Auf dem Peak die Panik

Heute wüssten zwar die Investoren um diesen Effekt, so Geiger. Dennoch würden sie weiterhin einem Herdentrieb folgen und hoffen, noch das Maximum an Kurssteigerungen herausdrücken zu können. So breite sich auf dem Peak sehr schnell Panik aus.

In ähnlicher Weise breiteten sich in den vergangenen Tagen die Anleger-Befürchtungen weltweit aus, und griffen auf andere Branchen über. Der in den letzten Jahren zunehmende Trend, auf die vielen Wertpapiere auch noch Optionen und weitere Derivate auszustellen, verstärkte die Abwärtsbewegung ebenso wie der Umstand, dass zahlreiche Käufe und Verkäufe an der Börse heute Computer gesteuert ablaufen.

Liquiditätszufuhr wird von Notenbanken reguliert

«Werden die Risiken auf den Hypothekarmärkten höher eingeschätzt als früher», so Geiger gegenüber swissinfo, «dann werden die Banken weniger Kredite geben, die Belehnungsgrenzen und Zinsen erhöhen und die Bedingungen verschärfen.» Und wenn das alle Banken gleichzeitig machen, fehle in einem System plötzlich die Liquidität. Das verfügbare Geld werde in einem Masse beansprucht, das zu Problemen führen könne.

In solchen Situationen sind die Zentralbanken gefragt. Es gehört zu deren Hauptaufgaben, die Liquidität in einer Volkswirtschaft zu regulieren. Die Geschäftsbanken holen sich ihre Liquidität täglich an Auktionen, die von der Zentralbank organisiert werden – zu einem Zinssatz, der zwar garantieren soll, dass genügend Geld vorhanden ist, aber nur soviel, dass keine Inflation entstehen kann.

Liquidität wirkt in Krisenzeiten beruhigend

In Krisenzeiten, wenn die Zinsen schnell steigen, weichen die Zentralbanken von ihrer Vorsicht ab. Sie verbilligen ihre Geldzufuhr für die Geschäftsbanken «künstlich», zu einem tiefen Zinssatz. Scheint die Krise einigermassen überstanden, erhöhen die Zentralbanken ihre Zinsen wieder, und schöpfen damit überflüssige Liquidität wieder ab. So wird die Inflationsgefahr eingedämmt, die immer dort auftaucht, wo zuviel Geld im Umlauf ist.

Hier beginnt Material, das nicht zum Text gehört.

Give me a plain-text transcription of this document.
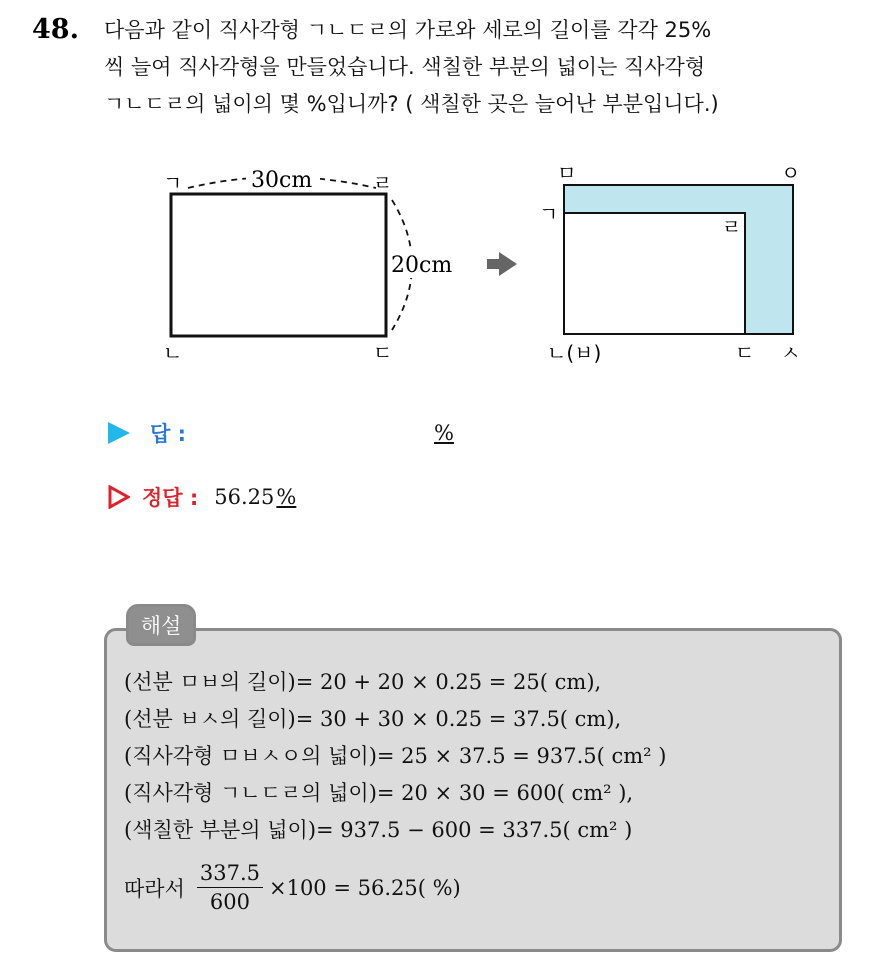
48. 다음과 같이 직사각형 ㄱㄴㄷㄹ의 가로와 세로의 길이를 각각 25%
씩 늘여 직사각형을 만들었습니다. 색칠한 부분의 넓이는 직사각형
ㄱㄴㄷㄹ의 넓이의 몇 %입니까? ( 색칠한 곳은 늘어난 부분입니다.)
30cm
20cm
ㄱ	ㄹ
ㄴ	ㄷ
ㅁ	ㅇ
ㄱ
ㄹ
ㄴ(ㅂ)	ㄷ ㅅ
답 :	%
정답 : 56.25 %
해설
(선분 ㅁㅂ의 길이)= 20 + 20 × 0.25 = 25( cm),
(선분 ㅂㅅ의 길이)= 30 + 30 × 0.25 = 37.5( cm),
(직사각형 ㅁㅂㅅㅇ의 넓이)= 25 × 37.5 = 937.5( cm² )
(직사각형 ㄱㄴㄷㄹ의 넓이)= 20 × 30 = 600( cm² ),
(색칠한 부분의 넓이)= 937.5 − 600 = 337.5( cm² )
따라서 $\frac{337.5}{600} \times 100 = 56.25$( %)
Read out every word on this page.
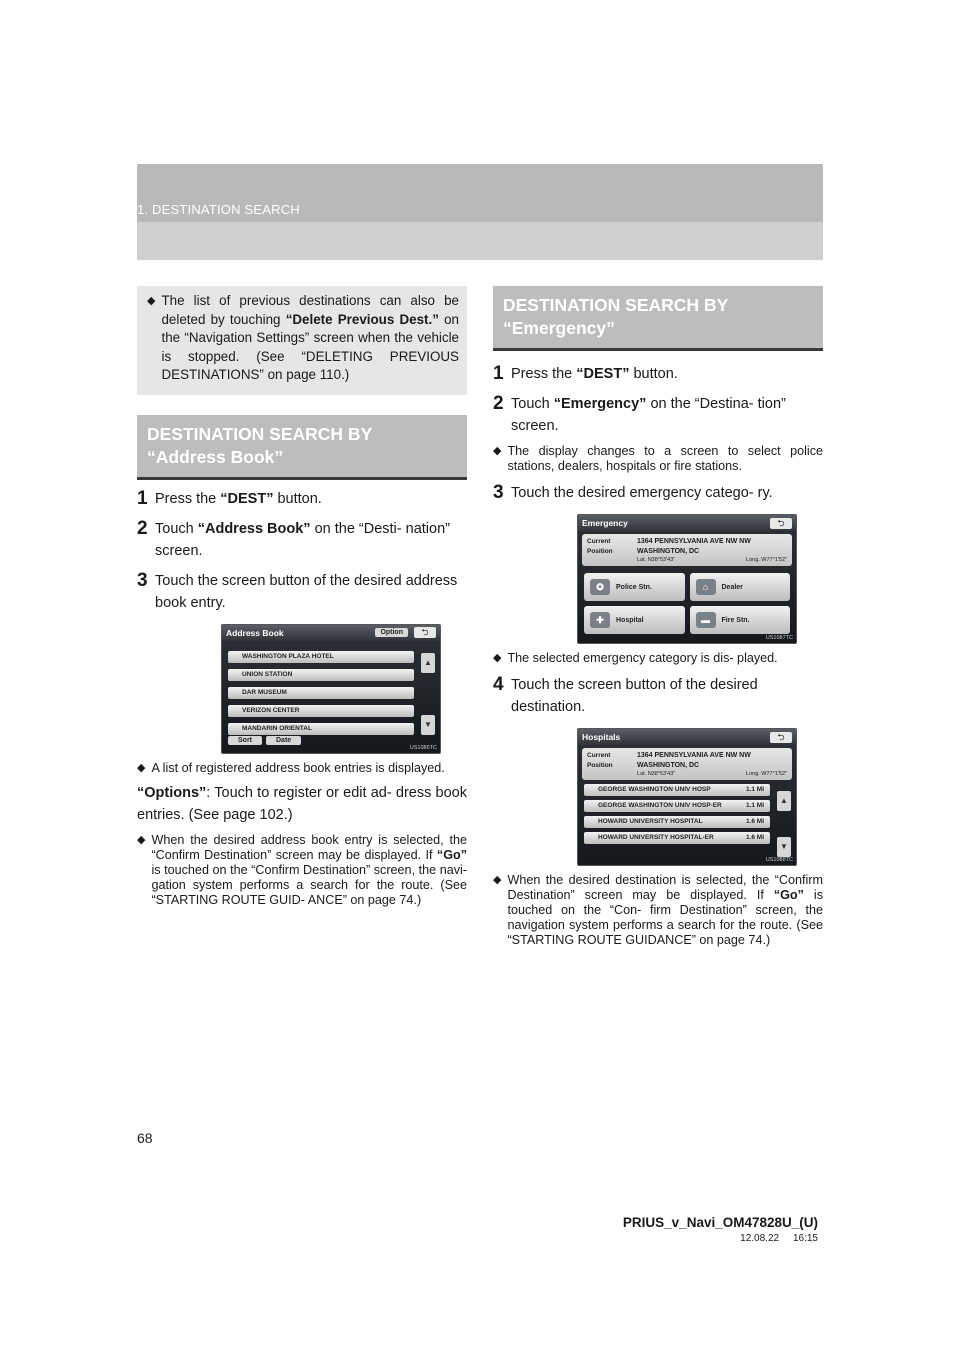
1. DESTINATION SEARCH

◆ The list of previous destinations can also be deleted by touching “Delete Previous Dest.” on the “Navigation Settings” screen when the vehicle is stopped. (See “DELETING PREVIOUS DESTINATIONS” on page 110.)

DESTINATION SEARCH BY
“Address Book”
1 Press the “DEST” button.
2 Touch “Address Book” on the “Desti- nation” screen.
3 Touch the screen button of the desired address book entry.
Address Book	Option	⮌
WASHINGTON PLAZA HOTEL
UNION STATION
DAR MUSEUM
VERIZON CENTER
MANDARIN ORIENTAL
▲
▼
Sort	Date
US1086TC
◆ A list of registered address book entries is displayed.
“Options”: Touch to register or edit ad- dress book entries. (See page 102.)
◆ When the desired address book entry is selected, the “Confirm Destination” screen may be displayed. If “Go” is touched on the “Confirm Destination” screen, the navi- gation system performs a search for the route. (See “STARTING ROUTE GUID- ANCE” on page 74.)
DESTINATION SEARCH BY
“Emergency”
1 Press the “DEST” button.
2 Touch “Emergency” on the “Destina- tion” screen.
◆ The display changes to a screen to select police stations, dealers, hospitals or fire stations.
3 Touch the desired emergency catego- ry.
Emergency	⮌
Current Position
1364 PENNSYLVANIA AVE NW NW
WASHINGTON, DC
Lat. N38°53'43"	Long. W77°1'52"
✪	Police Stn.	⌂	Dealer
✚	Hospital	▬	Fire Stn.
US1087TC
◆ The selected emergency category is dis- played.
4 Touch the screen button of the desired destination.
Hospitals	⮌
Current Position
1364 PENNSYLVANIA AVE NW NW
WASHINGTON, DC
Lat. N38°53'43"	Long. W77°1'52"
GEORGE WASHINGTON UNIV HOSP	1.1 MI
GEORGE WASHINGTON UNIV HOSP-ER	1.1 MI
HOWARD UNIVERSITY HOSPITAL	1.6 MI
HOWARD UNIVERSITY HOSPITAL-ER	1.6 MI
▲
▼
US1088TC
◆ When the desired destination is selected, the “Confirm Destination” screen may be displayed. If “Go” is touched on the “Con- firm Destination” screen, the navigation system performs a search for the route. (See “STARTING ROUTE GUIDANCE” on page 74.)
68
PRIUS_v_Navi_OM47828U_(U)
12.08.22     16:15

Gerade in Krisenzeiten, in denen der Puls schneller schlägt, wirke zusätzliche Liquidität auf die Finanzbranche «wie Sauerstoffzufuhr auf den Körper». Auf die Realwirtschaft, also auf Industrieproduktion und Dienstleistungen, wirke die Liquidität «wie ein Schmiermittel», so Geiger.

Schweizerische Nationalbank mit rund 3 Mrd. Franken

Die Schweizerische Nationalbank (SNB), die ja einen möglichst unabhängigen Kurs von der Europäischen Zentralbank (EZB) und der US-Notenbank (FED) fährt, hat sich an dieser Liquiditäspolitik auch beteiligt.

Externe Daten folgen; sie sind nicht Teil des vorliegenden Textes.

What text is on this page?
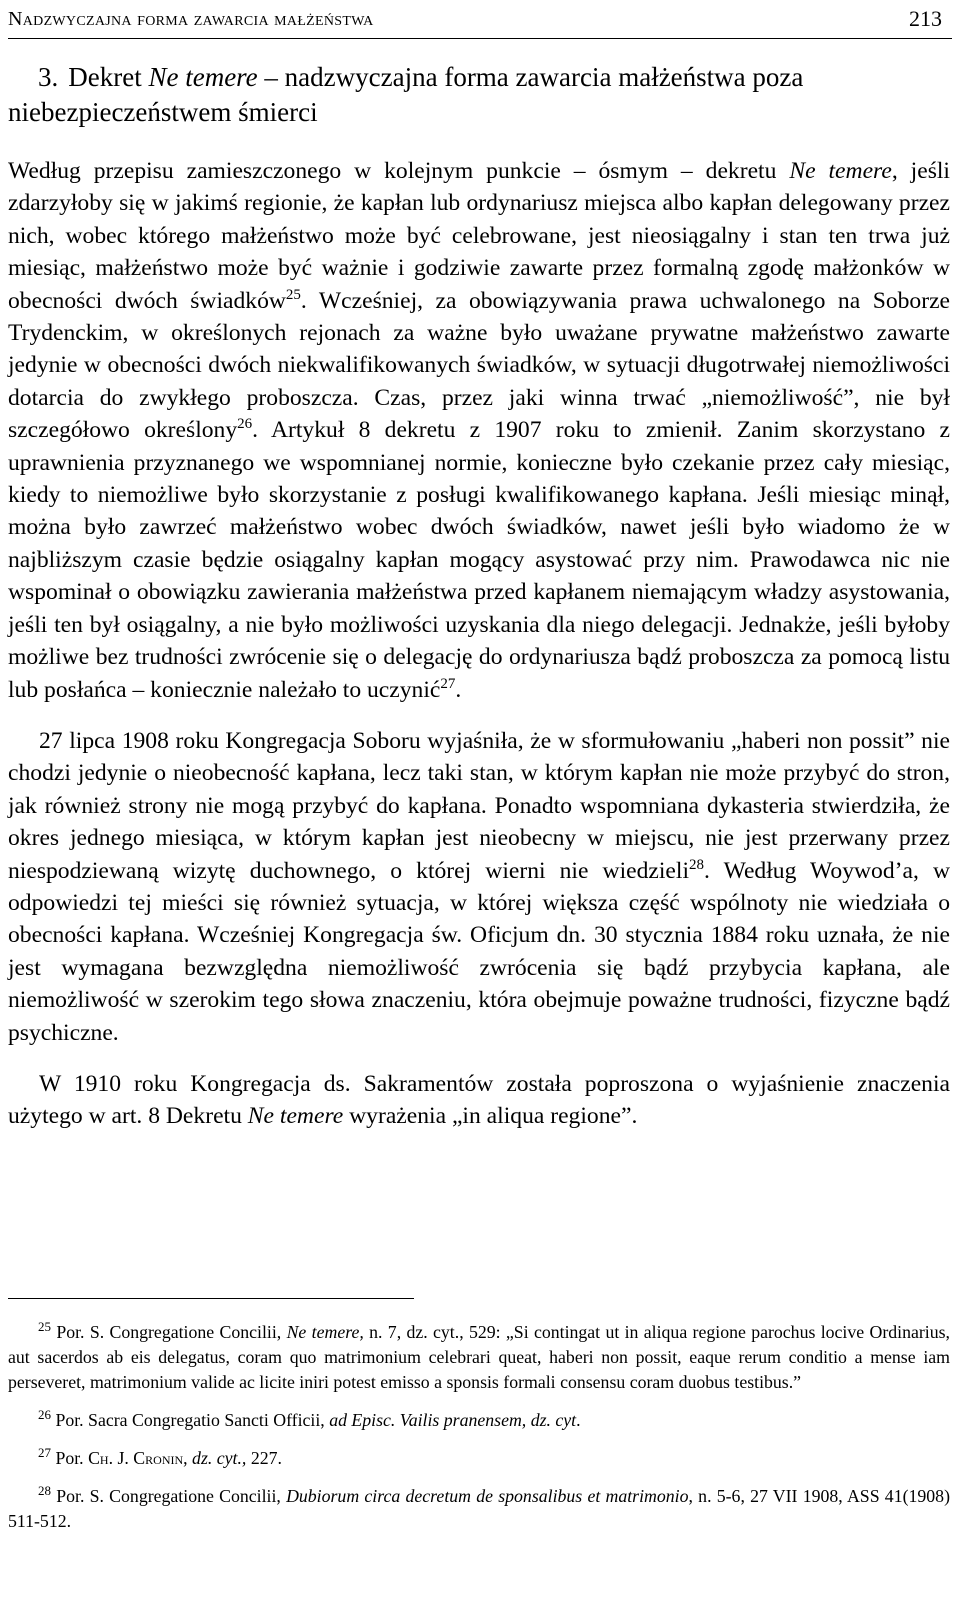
Nadzwyczajna forma zawarcia małżeństwa	213
3. Dekret Ne temere – nadzwyczajna forma zawarcia małżeństwa poza niebezpieczeństwem śmierci

Według przepisu zamieszczonego w kolejnym punkcie – ósmym – dekretu Ne temere, jeśli zdarzyłoby się w jakimś regionie, że kapłan lub ordynariusz miejsca albo kapłan delegowany przez nich, wobec którego małżeństwo może być celebrowane, jest nieosiągalny i stan ten trwa już miesiąc, małżeństwo może być ważnie i godziwie zawarte przez formalną zgodę małżonków w obecności dwóch świadków$^{25}$. Wcześniej, za obowiązywania prawa uchwalonego na Soborze Trydenckim, w określonych rejonach za ważne było uważane prywatne małżeństwo zawarte jedynie w obecności dwóch niekwalifikowanych świadków, w sytuacji długotrwałej niemożliwości dotarcia do zwykłego proboszcza. Czas, przez jaki winna trwać „niemożliwość”, nie był szczegółowo określony$^{26}$. Artykuł 8 dekretu z 1907 roku to zmienił. Zanim skorzystano z uprawnienia przyznanego we wspomnianej normie, konieczne było czekanie przez cały miesiąc, kiedy to niemożliwe było skorzystanie z posługi kwalifikowanego kapłana. Jeśli miesiąc minął, można było zawrzeć małżeństwo wobec dwóch świadków, nawet jeśli było wiadomo że w najbliższym czasie będzie osiągalny kapłan mogący asystować przy nim. Prawodawca nic nie wspominał o obowiązku zawierania małżeństwa przed kapłanem niemającym władzy asystowania, jeśli ten był osiągalny, a nie było możliwości uzyskania dla niego delegacji. Jednakże, jeśli byłoby możliwe bez trudności zwrócenie się o delegację do ordynariusza bądź proboszcza za pomocą listu lub posłańca – koniecznie należało to uczynić$^{27}$.

27 lipca 1908 roku Kongregacja Soboru wyjaśniła, że w sformułowaniu „haberi non possit” nie chodzi jedynie o nieobecność kapłana, lecz taki stan, w którym kapłan nie może przybyć do stron, jak również strony nie mogą przybyć do kapłana. Ponadto wspomniana dykasteria stwierdziła, że okres jednego miesiąca, w którym kapłan jest nieobecny w miejscu, nie jest przerwany przez niespodziewaną wizytę duchownego, o której wierni nie wiedzieli$^{28}$. Według Woywod’a, w odpowiedzi tej mieści się również sytuacja, w której większa część wspólnoty nie wiedziała o obecności kapłana. Wcześniej Kongregacja św. Oficjum dn. 30 stycznia 1884 roku uznała, że nie jest wymagana bezwzględna niemożliwość zwrócenia się bądź przybycia kapłana, ale niemożliwość w szerokim tego słowa znaczeniu, która obejmuje poważne trudności, fizyczne bądź psychiczne.

W 1910 roku Kongregacja ds. Sakramentów została poproszona o wyjaśnienie znaczenia użytego w art. 8 Dekretu Ne temere wyrażenia „in aliqua regione”.

$^{25}$ Por. S. Congregatione Concilii, Ne temere, n. 7, dz. cyt., 529: „Si contingat ut in aliqua regione parochus locive Ordinarius, aut sacerdos ab eis delegatus, coram quo matrimonium celebrari queat, haberi non possit, eaque rerum conditio a mense iam perseveret, matrimonium valide ac licite iniri potest emisso a sponsis formali consensu coram duobus testibus.”

$^{26}$ Por. Sacra Congregatio Sancti Officii, ad Episc. Vailis pranensem, dz. cyt.

$^{27}$ Por. Ch. J. Cronin, dz. cyt., 227.

$^{28}$ Por. S. Congregatione Concilii, Dubiorum circa decretum de sponsalibus et matrimonio, n. 5-6, 27 VII 1908, ASS 41(1908) 511-512.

Gemäss SNB-Ausweis schoss die SNB am Donnerstag rund 1,44 und am Freitag 1,7 Mrd. Franken Tagesgeld zu unter dem Marktniveau angebotenen Zinsen ein. Am Montag entzog sie das Geld teilweise bereits wieder.

Die EZB hatte letzte Woche 95 Mrd. Euro für 1 Tag eingespiesen, wobei 61 Mrd. davon bis am Montag zurückzuzahlen waren.

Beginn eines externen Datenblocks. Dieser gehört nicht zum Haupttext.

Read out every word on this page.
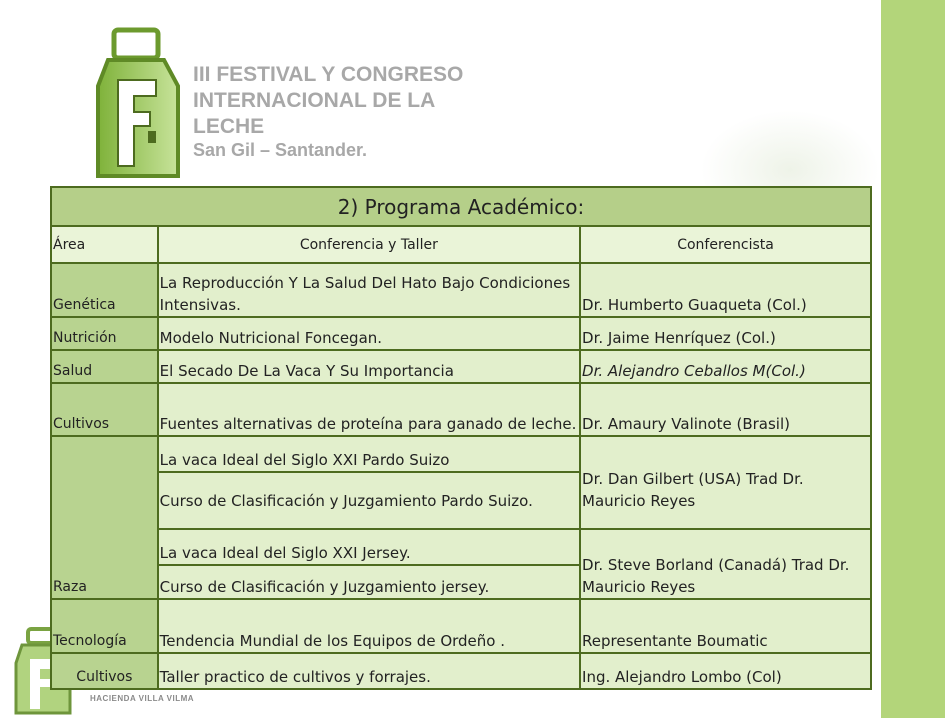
III FESTIVAL Y CONGRESO
INTERNACIONAL DE LA
LECHE
San Gil – Santander.
HACIENDA VILLA VILMA
2) Programa Académico:		
Área	Conferencia y Taller	Conferencista
Genética	La Reproducción Y La Salud Del Hato Bajo Condiciones Intensivas.	Dr. Humberto Guaqueta (Col.)
Nutrición	Modelo Nutricional Foncegan.	Dr. Jaime Henríquez (Col.)
Salud	El Secado De La Vaca Y Su Importancia	Dr. Alejandro Ceballos M(Col.)
Cultivos	Fuentes alternativas de proteína para ganado de leche.	Dr. Amaury Valinote (Brasil)
Raza	La vaca Ideal del Siglo XXI Pardo Suizo	Dr. Dan Gilbert (USA) Trad Dr. Mauricio Reyes
	Curso de Clasificación y Juzgamiento Pardo Suizo.	
	La vaca Ideal del Siglo XXI Jersey.	Dr. Steve Borland (Canadá) Trad Dr. Mauricio Reyes
	Curso de Clasificación y Juzgamiento jersey.	
Tecnología	Tendencia Mundial de los Equipos de Ordeño .	Representante Boumatic
Cultivos	Taller practico de cultivos y forrajes.	Ing. Alejandro Lombo (Col)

Turbulenzen und Krisen in der Finanzbranche greifen auf diese Weise weniger auf die anderen Wirtschaftsbranchen über.

Ein Beispiel: Eine Bank, die selber keine Liquidität mehr hat, wird einem Unternehmen eher den Betriebskredit kündigen und damit Produktions- und Verkaufsausfälle verursachen, obwohl der Betrieb eigentlich gut läuft.

«Auf diese Weise überträgt sich eine Finanzmarktkrise auf den realen Wirtschafts- sprich Konjunkturverlauf», so Geiger. Das sei auf jeden Fall zu vermeiden, besonders wenn die Weltwirtschaft an sich gut laufe und auch die Aktienpreise nicht übermässig hoch bewertet seien.

swissinfo, Alexander Künzle

Die vergangene Woche war geprägt von einem weltweiten Preissturz an den internationalen Börsen.

Vorausgegangen waren Insolvenzen in der amerikanischen, später auch internationalen Hypothekarbanken-Branche.

Ende der Woche griffen die Zentralbanken ein und verabreichten den Finanzmärkten teils sehr grosszügige Liquiditätsspritzen.

Diese haben offenbar über das Wochenende und zu Wochenbeginn gewirkt.

Zumindest in der Schweiz haben sich die Kursverläufe der Aktienmärkte wieder etwas stabilisiert.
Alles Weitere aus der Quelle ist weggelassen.